“曹公如今虽平兖州,但四面受敌——”田丰伸出一根手指,在案上轻轻一点,“北有袁公,东有吕布、刘备,南有袁术,西有李傕余部。若贸然伐徐州,师出无名,恐招天下非议。与其四面树敌,不如与袁公联手,共分河北、中原。此乃上策,利在当下,功在千秋。”
荀彧微微皱眉,那眉头皱得恰到好处:“伐徐州非大义?刘玄德领徐州,本是陶谦让位,名不正言不顺。曹公若伐之,有何不可?”
田丰摇头,那摇头里带着几分“你不懂”的意味:“刘备虽出身微贱,却有仁义之名。陶谦让州,徐州士民皆服,三让而后受,天下皆知。曹公若伐,必失人心。且——”他顿了顿,目光直视荀彧,“荀令君,您真觉得,曹公如今有能力两线作战?”
荀彧语塞。
田丰趁热打铁,语气愈发恳切:“袁公所求,不过是牵制公孙瓒,解巨马水之围。曹公若肯出兵,袁公愿与曹公共分河北——破幽州后,平分其地。此乃大利,令君何疑?”
荀彧沉吟不语,心中却在飞快地盘算。田丰说得确实有道理,但……他总觉得哪里不对。
就在这时,厅门被推开。
一个年轻的身影缓步走了进来。
素色袍服,身形单薄,脸色苍白得像是久病未愈。走路时步子不快不慢,带着一种从容不迫的味道。但那双眼睛——
那双眼睛沉静如水,扫过来的时候,田丰竟莫名觉得被看穿了。像是有人在暗处打量着他,把他从头到脚、从里到外都掂量了一遍。
来人走到荀彧身边,微微一拱手,动作随意却透着客气:“荀令君,田别驾,恕我冒昧,不请自来。”
田丰站起身,打量着这个突然闯入的年轻人。心中飞速转着各种念头:这是谁?年纪轻轻,竟能随意出入这等机密场合?看荀彧的态度,似乎对他极为熟悉,甚至带着几分……敬重?

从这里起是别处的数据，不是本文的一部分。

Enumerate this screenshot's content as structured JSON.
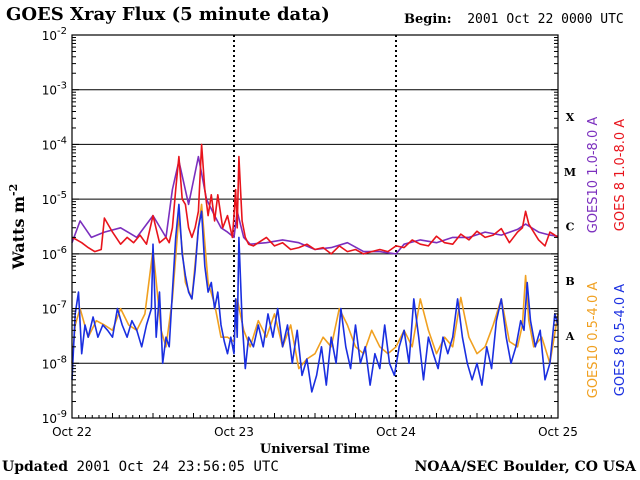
{
  "header": {
    "title": "GOES Xray Flux (5 minute data)",
    "begin_label": "Begin:",
    "begin_value": "2001 Oct 22 0000 UTC"
  },
  "footer": {
    "updated_label": "Updated",
    "updated_value": "2001 Oct 24 23:56:05 UTC",
    "credit": "NOAA/SEC Boulder, CO USA"
  },
  "colors": {
    "goes10_long": "#7b2fbe",
    "goes8_long": "#e8141c",
    "goes10_short": "#f0a020",
    "goes8_short": "#1a2fe0"
  },
  "chart_data": {
    "type": "line",
    "title": "GOES Xray Flux (5 minute data)",
    "xlabel": "Universal Time",
    "ylabel": "Watts m",
    "ylabel_sup": "-2",
    "y_scale": "log",
    "ylim": [
      1e-09,
      0.01
    ],
    "y_tick_exponents": [
      "-9",
      "-8",
      "-7",
      "-6",
      "-5",
      "-4",
      "-3",
      "-2"
    ],
    "y_tick_base": "10",
    "x_tick_labels": [
      "Oct 22",
      "Oct 23",
      "Oct 24",
      "Oct 25"
    ],
    "xlim_days": [
      0,
      3
    ],
    "flare_classes": [
      "X",
      "M",
      "C",
      "B",
      "A"
    ],
    "grid": true,
    "legend_placement": "right",
    "series": [
      {
        "name": "GOES10 1.0-8.0 A",
        "color": "#7b2fbe",
        "x": [
          0.0,
          0.05,
          0.12,
          0.2,
          0.3,
          0.4,
          0.5,
          0.58,
          0.62,
          0.66,
          0.72,
          0.78,
          0.83,
          0.88,
          0.92,
          0.96,
          1.0,
          1.02,
          1.06,
          1.1,
          1.2,
          1.3,
          1.4,
          1.5,
          1.6,
          1.7,
          1.8,
          1.9,
          2.0,
          2.05,
          2.15,
          2.25,
          2.35,
          2.45,
          2.55,
          2.65,
          2.75,
          2.8,
          2.88,
          2.95,
          3.0
        ],
        "y": [
          1.6e-06,
          4e-06,
          2e-06,
          2.5e-06,
          3e-06,
          2e-06,
          5e-06,
          2e-06,
          1.5e-05,
          5e-05,
          8e-06,
          6e-05,
          1e-05,
          5e-06,
          3e-06,
          2.5e-06,
          2e-06,
          6e-06,
          2e-06,
          1.5e-06,
          1.6e-06,
          1.8e-06,
          1.6e-06,
          1.2e-06,
          1.3e-06,
          1.6e-06,
          1.1e-06,
          1.1e-06,
          1e-06,
          1.5e-06,
          1.8e-06,
          1.6e-06,
          2e-06,
          2e-06,
          2.5e-06,
          2.2e-06,
          2.8e-06,
          3.5e-06,
          2.5e-06,
          2.2e-06,
          2.1e-06
        ]
      },
      {
        "name": "GOES 8 1.0-8.0 A",
        "color": "#e8141c",
        "x": [
          0.0,
          0.03,
          0.06,
          0.1,
          0.14,
          0.18,
          0.2,
          0.25,
          0.3,
          0.34,
          0.38,
          0.42,
          0.46,
          0.5,
          0.54,
          0.58,
          0.6,
          0.62,
          0.64,
          0.66,
          0.68,
          0.7,
          0.72,
          0.74,
          0.76,
          0.78,
          0.8,
          0.82,
          0.84,
          0.86,
          0.88,
          0.9,
          0.93,
          0.96,
          0.99,
          1.0,
          1.01,
          1.02,
          1.03,
          1.05,
          1.07,
          1.09,
          1.12,
          1.15,
          1.2,
          1.25,
          1.3,
          1.35,
          1.4,
          1.45,
          1.5,
          1.55,
          1.6,
          1.65,
          1.7,
          1.75,
          1.8,
          1.85,
          1.9,
          1.95,
          2.0,
          2.05,
          2.1,
          2.15,
          2.2,
          2.25,
          2.3,
          2.35,
          2.4,
          2.45,
          2.5,
          2.55,
          2.6,
          2.65,
          2.7,
          2.75,
          2.78,
          2.8,
          2.82,
          2.85,
          2.88,
          2.92,
          2.95,
          2.98,
          3.0
        ],
        "y": [
          2e-06,
          1.8e-06,
          1.6e-06,
          1.3e-06,
          1.1e-06,
          1.2e-06,
          4.5e-06,
          2.5e-06,
          1.5e-06,
          2e-06,
          1.6e-06,
          2.2e-06,
          1.5e-06,
          5e-06,
          1.6e-06,
          2e-06,
          1.6e-06,
          3e-06,
          1.5e-05,
          6e-05,
          1e-05,
          8e-06,
          3e-06,
          2e-06,
          3e-06,
          6e-06,
          0.0001,
          1.5e-05,
          5e-06,
          1.2e-05,
          4e-06,
          1.2e-05,
          3e-06,
          5e-06,
          2e-06,
          5e-06,
          1.5e-05,
          3e-06,
          6e-05,
          4e-06,
          2e-06,
          1.5e-06,
          1.4e-06,
          1.6e-06,
          2e-06,
          1.4e-06,
          1.6e-06,
          1.2e-06,
          1.3e-06,
          1.5e-06,
          1.2e-06,
          1.3e-06,
          1e-06,
          1.4e-06,
          1.1e-06,
          1.2e-06,
          1e-06,
          1.1e-06,
          1.2e-06,
          1.1e-06,
          1.4e-06,
          1.3e-06,
          1.8e-06,
          1.5e-06,
          1.4e-06,
          2.1e-06,
          1.6e-06,
          1.5e-06,
          2.3e-06,
          1.8e-06,
          2.6e-06,
          2e-06,
          2.2e-06,
          2.9e-06,
          1.6e-06,
          2.5e-06,
          3e-06,
          6e-06,
          3.5e-06,
          2.5e-06,
          1.8e-06,
          1.4e-06,
          2.5e-06,
          2.2e-06,
          2e-06
        ]
      },
      {
        "name": "GOES10 0.5-4.0 A",
        "color": "#f0a020",
        "x": [
          0.0,
          0.02,
          0.05,
          0.1,
          0.15,
          0.2,
          0.25,
          0.3,
          0.35,
          0.4,
          0.45,
          0.5,
          0.55,
          0.58,
          0.62,
          0.66,
          0.7,
          0.74,
          0.78,
          0.8,
          0.84,
          0.88,
          0.92,
          0.96,
          1.0,
          1.02,
          1.06,
          1.1,
          1.15,
          1.2,
          1.25,
          1.3,
          1.35,
          1.4,
          1.45,
          1.5,
          1.55,
          1.6,
          1.65,
          1.7,
          1.75,
          1.8,
          1.85,
          1.9,
          1.95,
          2.0,
          2.05,
          2.1,
          2.15,
          2.2,
          2.25,
          2.3,
          2.35,
          2.4,
          2.45,
          2.5,
          2.55,
          2.6,
          2.65,
          2.7,
          2.75,
          2.78,
          2.8,
          2.82,
          2.85,
          2.9,
          2.95,
          3.0
        ],
        "y": [
          1e-08,
          5e-08,
          1e-07,
          3e-08,
          6e-08,
          5e-08,
          4e-08,
          1e-07,
          5e-08,
          4e-08,
          8e-08,
          1.2e-06,
          4e-08,
          2e-08,
          1.5e-07,
          5e-06,
          3e-07,
          1.5e-07,
          3e-06,
          8e-06,
          3e-07,
          1.2e-07,
          3e-08,
          3e-08,
          2.5e-08,
          1.5e-07,
          4e-08,
          2e-08,
          6e-08,
          3e-08,
          8e-08,
          2e-08,
          5e-08,
          8e-09,
          1.2e-08,
          1.5e-08,
          3e-08,
          2e-08,
          1e-07,
          5e-08,
          2e-08,
          1.5e-08,
          4e-08,
          2e-08,
          1.5e-08,
          2e-08,
          4e-08,
          2e-08,
          1.5e-07,
          4e-08,
          1.5e-08,
          3e-08,
          2e-08,
          1.6e-07,
          3e-08,
          1.5e-08,
          2e-08,
          5e-08,
          1.5e-07,
          2.5e-08,
          2e-08,
          5e-08,
          4e-07,
          6e-08,
          2e-08,
          3e-08,
          1e-08,
          8e-08
        ]
      },
      {
        "name": "GOES 8 0.5-4.0 A",
        "color": "#1a2fe0",
        "x": [
          0.0,
          0.02,
          0.04,
          0.06,
          0.08,
          0.1,
          0.13,
          0.16,
          0.19,
          0.22,
          0.25,
          0.28,
          0.31,
          0.34,
          0.37,
          0.4,
          0.43,
          0.46,
          0.49,
          0.5,
          0.52,
          0.54,
          0.56,
          0.58,
          0.6,
          0.62,
          0.64,
          0.66,
          0.68,
          0.7,
          0.72,
          0.74,
          0.76,
          0.78,
          0.8,
          0.82,
          0.84,
          0.86,
          0.88,
          0.9,
          0.92,
          0.94,
          0.96,
          0.98,
          1.0,
          1.01,
          1.02,
          1.03,
          1.05,
          1.07,
          1.09,
          1.12,
          1.15,
          1.18,
          1.21,
          1.24,
          1.27,
          1.3,
          1.33,
          1.36,
          1.39,
          1.42,
          1.45,
          1.48,
          1.51,
          1.54,
          1.57,
          1.6,
          1.63,
          1.66,
          1.69,
          1.72,
          1.75,
          1.78,
          1.81,
          1.84,
          1.87,
          1.9,
          1.93,
          1.96,
          1.99,
          2.02,
          2.05,
          2.08,
          2.11,
          2.14,
          2.17,
          2.2,
          2.23,
          2.26,
          2.29,
          2.32,
          2.35,
          2.38,
          2.41,
          2.44,
          2.47,
          2.5,
          2.53,
          2.56,
          2.59,
          2.62,
          2.65,
          2.68,
          2.71,
          2.74,
          2.77,
          2.79,
          2.81,
          2.83,
          2.86,
          2.89,
          2.92,
          2.95,
          2.98,
          3.0
        ],
        "y": [
          5e-09,
          8e-08,
          2e-07,
          1.5e-08,
          5e-08,
          3e-08,
          7e-08,
          3e-08,
          5e-08,
          4e-08,
          3e-08,
          1e-07,
          5e-08,
          3e-08,
          6e-08,
          4e-08,
          2e-08,
          5e-08,
          1e-07,
          1.5e-06,
          3e-08,
          2e-07,
          1e-08,
          3e-08,
          2e-08,
          2e-07,
          2e-06,
          8e-06,
          1e-06,
          4e-07,
          2e-07,
          1.5e-07,
          5e-07,
          3e-06,
          6e-06,
          6e-07,
          2e-07,
          3e-07,
          1e-07,
          2e-07,
          5e-08,
          2.5e-08,
          1.5e-08,
          3e-08,
          1.5e-08,
          1.5e-07,
          3e-08,
          2e-06,
          6e-08,
          8e-09,
          3e-08,
          2e-08,
          5e-08,
          2e-08,
          8e-08,
          3e-08,
          1e-07,
          2e-08,
          5e-08,
          1e-08,
          4e-08,
          6e-09,
          1.2e-08,
          3e-09,
          6e-09,
          2e-08,
          4e-09,
          3e-08,
          1e-08,
          1e-07,
          2e-08,
          8e-09,
          5e-08,
          1e-08,
          2e-08,
          4e-09,
          1.5e-08,
          8e-09,
          5e-08,
          1e-08,
          6e-09,
          2e-08,
          4e-08,
          1e-08,
          1.5e-07,
          3e-08,
          5e-09,
          3e-08,
          1.5e-08,
          8e-09,
          3e-08,
          1.5e-08,
          3e-08,
          1.5e-07,
          3e-08,
          1e-08,
          5e-09,
          1e-08,
          4e-09,
          2e-08,
          8e-09,
          6e-08,
          1.5e-07,
          3e-08,
          1e-08,
          2e-08,
          6e-08,
          4e-08,
          3e-07,
          6e-08,
          2e-08,
          4e-08,
          5e-09,
          1e-08,
          8e-08,
          5e-08
        ]
      }
    ]
  }
}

荀彧也起身,介绍道:“田别驾,这位是许昌太守,曹鉴曹明远。”
田丰心头一震。
曹鉴?那个传说中病弱却智谋超群、以八百死囚败吕布三万大军、以一座新城挡住吕布数月猛攻的曹家长子?
他重新审视眼前这个少年。苍白,单薄,确实像个病人。但那双眼睛……那双眼睛里藏着的东西,让田丰本能地警觉起来——那不是年轻人该有的眼神,那是经历过太多、看透太多之后,才会有的平静。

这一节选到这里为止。